Il me fallait bien le reconnaître, le bandit était venu à mon secours, lui ! il m’avait recueilli, il m’offrait pour faire le mal un avenir de bien-être et d’oisiveté. Sans doute, en acceptant, je risquais la prison ; mais la misère et la probité ne me conduisaient-elles pas aussi forcément à la prison, ainsi que me l’avait annoncé le magistrat, me disant que, faute d’asile, de ressources et de travail, je serais tôt ou tard arrêté et emprisonné comme vagabond ?

— Prison pour prison, autant attendre cette heure fatale dans le bien-être, qu’au milieu des tortures de la misère, — pensai-je en raillant mon sort avec une profonde amertume, déjà aiguisée de ressentiment. — Bamboche avait raison de me vanter la logique du cul-de-jatte… l’expérience me prouve que mon ami d’enfance voyait juste, j’étais un niais, ce bandit possède la véritable science de la vie. Il compte, il est vrai, sans le déshonneur, sans la souillure ; mais une fois jeté au milieu de prisonniers souillés et déshonorés, quelle différence fera-t-on entre eux et moi ?

Le cul-de-jatte m’observait en silence : il crut deviner que ses propositions et que sa théorie cyniques commençaient d’ébranler ma résolution ; craignant sans doute de compromettre par une trop brutale insistance l’avantage qu’il supposait avoir acquis sur moi, il me dit :

— Écoute, mon garçon… après tout… on fait mal ce que l’on fait par force… je ne veux pas te mettre, moi, le couteau sur la gorge… et abuser de ta position. Te voilà bien vêtu… ce pain et ce lait te suffiront pour la journée… Sors… cherche à gagner ta vie… honnêtement… comme tu dis. Il y a tant de gens vertueux, — ajouta-t-il d’un ton sardonique, — que tu ne pourras pas manquer d’en trouver un qui te mette tout de suite le pain à la main, pour t’empêcher de tourner à mal, comme ils appellent ça… tu n’auras qu’à parler… j’en suis sûr. Mais si pourtant, par le plus grand des hasards, tu étais reçu par ces honnêtes gens comme un chien affamé est reçu dans une bonne cuisine… eh bien… demain tu accepteras cette jolie petite place de commis que je te propose… Ça va-t-il ?

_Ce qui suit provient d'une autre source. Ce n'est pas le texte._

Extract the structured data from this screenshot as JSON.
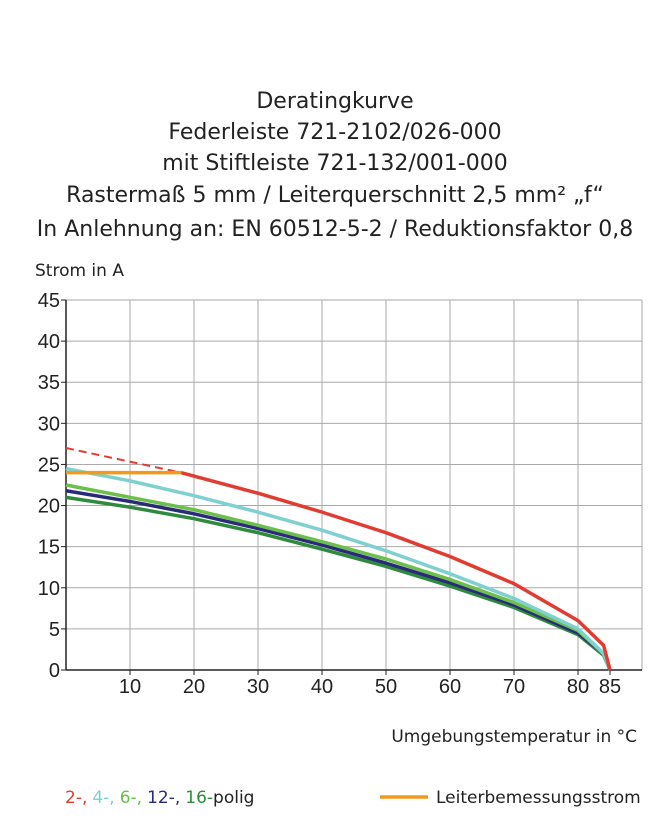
{
  "chart_data": {
    "type": "line",
    "title_lines": [
      "Deratingkurve",
      "Federleiste 721-2102/026-000",
      "mit Stiftleiste 721-132/001-000",
      "Rastermaß 5 mm / Leiterquerschnitt 2,5 mm² „f“",
      "In Anlehnung an: EN 60512-5-2 / Reduktionsfaktor 0,8"
    ],
    "y_label": "Strom in A",
    "x_label": "Umgebungstemperatur in °C",
    "xlim": [
      0,
      90
    ],
    "ylim": [
      0,
      45
    ],
    "xticks": [
      10,
      20,
      30,
      40,
      50,
      60,
      70,
      80,
      85
    ],
    "xgrid": [
      10,
      20,
      30,
      40,
      50,
      60,
      70,
      80,
      90
    ],
    "yticks": [
      0,
      5,
      10,
      15,
      20,
      25,
      30,
      35,
      40,
      45
    ],
    "grid": true,
    "series": [
      {
        "name": "16-",
        "color": "#2e8b3e",
        "x": [
          0,
          10,
          20,
          30,
          40,
          50,
          60,
          70,
          80,
          84,
          85
        ],
        "values": [
          21,
          19.8,
          18.4,
          16.7,
          14.7,
          12.6,
          10.2,
          7.6,
          4.3,
          1.8,
          0
        ]
      },
      {
        "name": "12-,",
        "color": "#2a2a7a",
        "x": [
          0,
          10,
          20,
          30,
          40,
          50,
          60,
          70,
          80,
          84,
          85
        ],
        "values": [
          21.8,
          20.5,
          19,
          17.2,
          15.2,
          13,
          10.6,
          7.9,
          4.5,
          2,
          0
        ]
      },
      {
        "name": "6-,",
        "color": "#6cbf4a",
        "x": [
          0,
          10,
          20,
          30,
          40,
          50,
          60,
          70,
          80,
          84,
          85
        ],
        "values": [
          22.5,
          21,
          19.5,
          17.6,
          15.6,
          13.5,
          11,
          8.2,
          4.8,
          2,
          0
        ]
      },
      {
        "name": "4-,",
        "color": "#7fd0d0",
        "x": [
          0,
          10,
          20,
          30,
          40,
          50,
          60,
          70,
          80,
          84,
          85
        ],
        "values": [
          24.5,
          23,
          21.2,
          19.2,
          17,
          14.5,
          11.7,
          8.7,
          5,
          2,
          0
        ]
      },
      {
        "name": "2-,",
        "color": "#e03c31",
        "x": [
          18,
          30,
          40,
          50,
          60,
          70,
          80,
          84,
          85
        ],
        "values": [
          24,
          21.5,
          19.2,
          16.7,
          13.8,
          10.5,
          6,
          3,
          0
        ]
      },
      {
        "name": "Leiterbemessungsstrom",
        "color": "#f39a1e",
        "x": [
          0,
          18
        ],
        "values": [
          24,
          24
        ]
      }
    ],
    "extrapolations": [
      {
        "color": "#e03c31",
        "x": [
          0,
          18
        ],
        "values": [
          27,
          24
        ]
      }
    ],
    "legend_suffix": "polig"
  }
}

Je restais morne.. pensif ; le bandit reprit :

— Il va sans dire que j’ai assez de confiance en toi pour ne pas te croire capable de vendre les habits que tu as sur le dos, afin d’en acheter de moins bons, et de vivre de la différence… du prix. Maintenant, pour te prouver que je fais ce que je dis, — ajouta le cul-de-jatte, — sors si tu veux… tu es libre.

Et il ouvrit toute grande la porte de la chambre.